There are roughly 3,000 churches in West Virginia. "Churches can be an important part of the answer to our health problems," he said. "It's got me thinking how we could spread this statewide."
Here's how they do it
When it's too cold to walk outside, the Little Dove walkers do laps around the basement fellowship room instead. "Thirty-two times around is a mile," Thompson said.
"We aren't doing this so we can be good-looking," Pastor Maynard said. "We're doing it so we can feel better and see our grandkids grow up. Enjoy the life God gave us."
Surrounded by junk-food ads, with no gym, they're learning how to protect themselves anyhow.

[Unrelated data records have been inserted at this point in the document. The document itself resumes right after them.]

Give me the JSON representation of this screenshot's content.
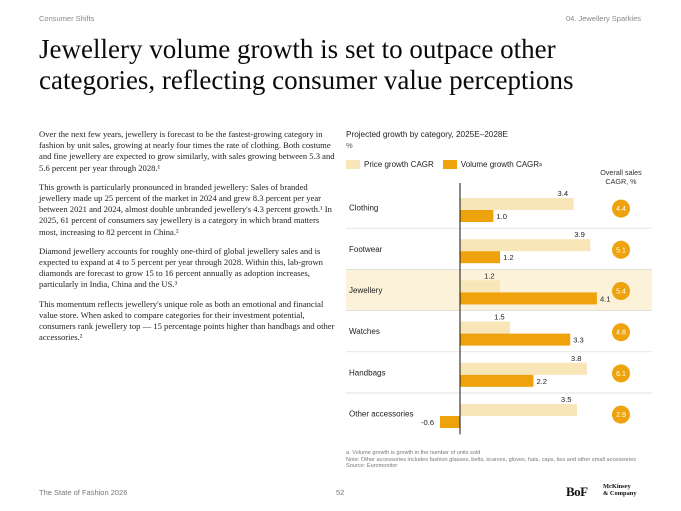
{
  "header": {
    "left": "Consumer Shifts",
    "right": "04. Jewellery Sparkles"
  },
  "title": "Jewellery volume growth is set to outpace other categories, reflecting consumer value perceptions",
  "body": {
    "paragraphs": [
      "Over the next few years, jewellery is forecast to be the fastest-growing category in fashion by unit sales, growing at nearly four times the rate of clothing. Both costume and fine jewellery are expected to grow similarly, with sales growing between 5.3 and 5.6 percent per year through 2028.¹",
      "This growth is particularly pronounced in branded jewellery: Sales of branded jewellery made up 25 percent of the market in 2024 and grew 8.3 percent per year between 2021 and 2024, almost double unbranded jewellery's 4.3 percent growth.¹ In 2025, 61 percent of consumers say jewellery is a category in which brand matters most, increasing to 82 percent in China.²",
      "Diamond jewellery accounts for roughly one-third of global jewellery sales and is expected to expand at 4 to 5 percent per year through 2028. Within this, lab-grown diamonds are forecast to grow 15 to 16 percent annually as adoption increases, particularly in India, China and the US.³",
      "This momentum reflects jewellery's unique role as both an emotional and financial value store. When asked to compare categories for their investment potential, consumers rank jewellery top — 15 percentage points higher than handbags and other accessories.²"
    ]
  },
  "chart_data": {
    "type": "bar",
    "orientation": "horizontal",
    "title": "Projected growth by category, 2025E–2028E",
    "unit": "%",
    "categories": [
      "Clothing",
      "Footwear",
      "Jewellery",
      "Watches",
      "Handbags",
      "Other accessories"
    ],
    "series": [
      {
        "name": "Price growth CAGR",
        "values": [
          3.4,
          3.9,
          1.2,
          1.5,
          3.8,
          3.5
        ],
        "color": "#f8e6b8"
      },
      {
        "name": "Volume growth CAGR",
        "superscript": "a",
        "values": [
          1.0,
          1.2,
          4.1,
          3.3,
          2.2,
          -0.6
        ],
        "color": "#eea30d"
      }
    ],
    "overall_sales": {
      "label": "Overall sales CAGR, %",
      "values": [
        "4.4",
        "5.1",
        "5.4",
        "4.8",
        "6.1",
        "2.9"
      ],
      "color": "#eea30d"
    },
    "highlight_category": "Jewellery",
    "highlight_color": "#fcf2d9",
    "xlim": [
      -0.8,
      4.5
    ]
  },
  "notes": {
    "a": "a. Volume growth is growth in the number of units sold",
    "note": "Note: Other accessories includes fashion glasses, belts, scarves, gloves, hats, caps, ties and other small accessories",
    "source": "Source: Euromonitor"
  },
  "footer": {
    "left": "The State of Fashion 2026",
    "page": "52",
    "logo_bof": "BoF",
    "logo_mck_line1": "McKinsey",
    "logo_mck_line2": "& Company"
  }
}
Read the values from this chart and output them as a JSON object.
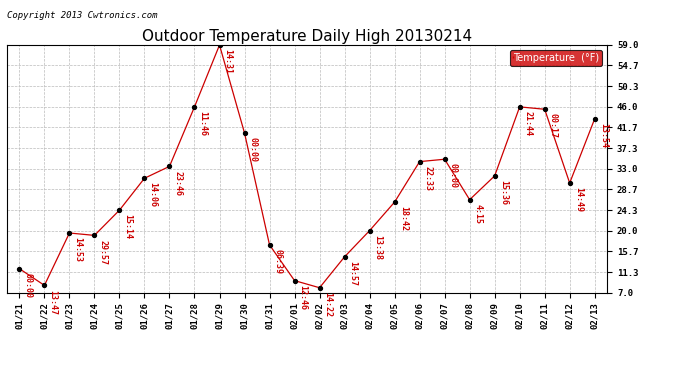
{
  "title": "Outdoor Temperature Daily High 20130214",
  "copyright": "Copyright 2013 Cwtronics.com",
  "legend_label": "Temperature  (°F)",
  "x_labels": [
    "01/21",
    "01/22",
    "01/23",
    "01/24",
    "01/25",
    "01/26",
    "01/27",
    "01/28",
    "01/29",
    "01/30",
    "01/31",
    "02/01",
    "02/02",
    "02/03",
    "02/04",
    "02/05",
    "02/06",
    "02/07",
    "02/08",
    "02/09",
    "02/10",
    "02/11",
    "02/12",
    "02/13"
  ],
  "y_values": [
    12.0,
    8.5,
    19.5,
    19.0,
    24.3,
    31.0,
    33.5,
    46.0,
    59.0,
    40.5,
    17.0,
    9.5,
    8.0,
    14.5,
    20.0,
    26.0,
    34.5,
    35.0,
    26.5,
    31.5,
    46.0,
    45.5,
    30.0,
    43.5
  ],
  "point_labels": [
    "00:00",
    "13:47",
    "14:53",
    "29:57",
    "15:14",
    "14:06",
    "23:46",
    "11:46",
    "14:31",
    "00:00",
    "06:39",
    "12:46",
    "14:22",
    "14:57",
    "13:38",
    "18:42",
    "22:33",
    "00:00",
    "4:15",
    "15:36",
    "21:44",
    "00:17",
    "14:49",
    "13:54"
  ],
  "ylim_min": 7.0,
  "ylim_max": 59.0,
  "yticks": [
    7.0,
    11.3,
    15.7,
    20.0,
    24.3,
    28.7,
    33.0,
    37.3,
    41.7,
    46.0,
    50.3,
    54.7,
    59.0
  ],
  "line_color": "#cc0000",
  "marker_color": "#000000",
  "bg_color": "#ffffff",
  "grid_color": "#bbbbbb",
  "legend_bg": "#cc0000",
  "legend_text_color": "#ffffff",
  "title_fontsize": 11,
  "label_fontsize": 6.5,
  "point_label_fontsize": 6,
  "copyright_fontsize": 6.5
}
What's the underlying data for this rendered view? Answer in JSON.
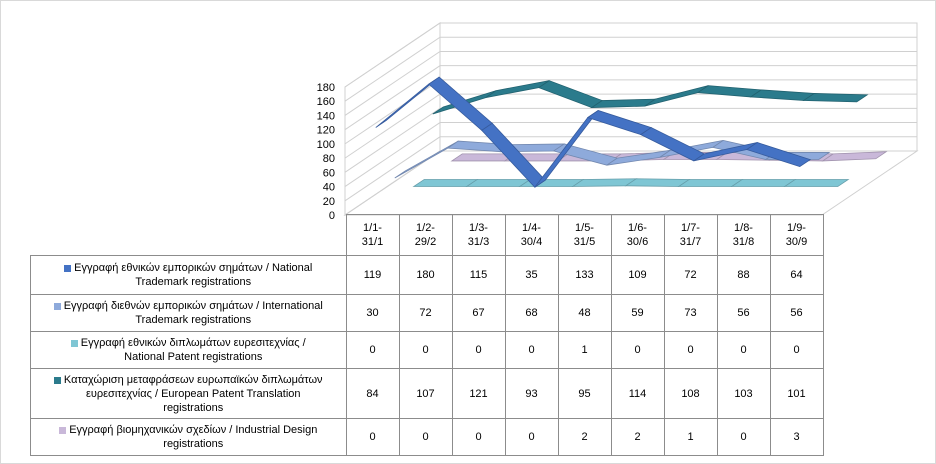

A typical session: At about 6 p.m., they pull into the parking lot and drift inside in sweatshirts and running shoes, hugging and weighing in, joking and checking blood pressures. "If you take those shoes off, you'll weigh less" somebody says. "I want you to look at how loose my pants are!" someone else says.
"Fellowship is the glue that holds it together," Pastor Maynard said. "We call it Fitness and Fellowship."
Mostly in their 50s and 60s, they pray and stretch, do knee bends, waist twists and leg lifts, and then start walking.
Ninety-year-old Arva Reynolds troops along, her Lifeline Rescue button hanging around her neck. People like to tease her about the time she pushed the button to find out if it would work, and a bunch of firemen arrived at her house. "I just wanted to see if I could get me a man," she said, shrugging. Everyone laughed.
They walk after Wednesday night church, too. That's three nights a week. Most exercise on their own, too.
Since May, they've shed several hundred pounds, collectively, and drastically lowered their blood pressure and sugar, fellowshipping and laughing all the way. "Others can see how well it's working," Pastor Maynard said. New people keep joining, he said, including some who don't attend Little Dove.
In the fall, a church member led them in the Arthritis Foundation's five-week "Walk with Ease" stretching program. "We still use lot of those exercises," Maynard said. They use others they got from Dr. Oz on TV.
"It goes by quick when you have people to talk with!" Beulah Davis said.
"We fellowship before and after we walk," Maynard said. "Lots of nights, we'll be here another hour, telling stories, laughing, praying, trading recipes and Bible health trivia, solving problems.
"We trade healthy recipes we find on the Internet, or sometimes tell how we changed a recipe to make it healthier," he added.
"We try to apply what we've learned at church dinners. We bring healthier dishes, grilled chicken instead of fried, vegetable dishes, what have you. We're still Baptists, and Baptists like to eat, but we've got choices at the dinners now."
"This has been good for the church. It's brought us all a lot closer," Thompson said. "We're taking care of each other. That makes you close."
"The fellowship keeps them coming back, the way they support and care for each other," Marcum said. If they had to exercise on their own, many probably wouldn't, she said.
"If people from another church want to do this, they should feel free to contact me," Pastor Maynard said.
The Little Dove program is taking a break for Christmas, he said, but come 2013, "We'll be walking again. This isn't a fad. It's lifestyle change."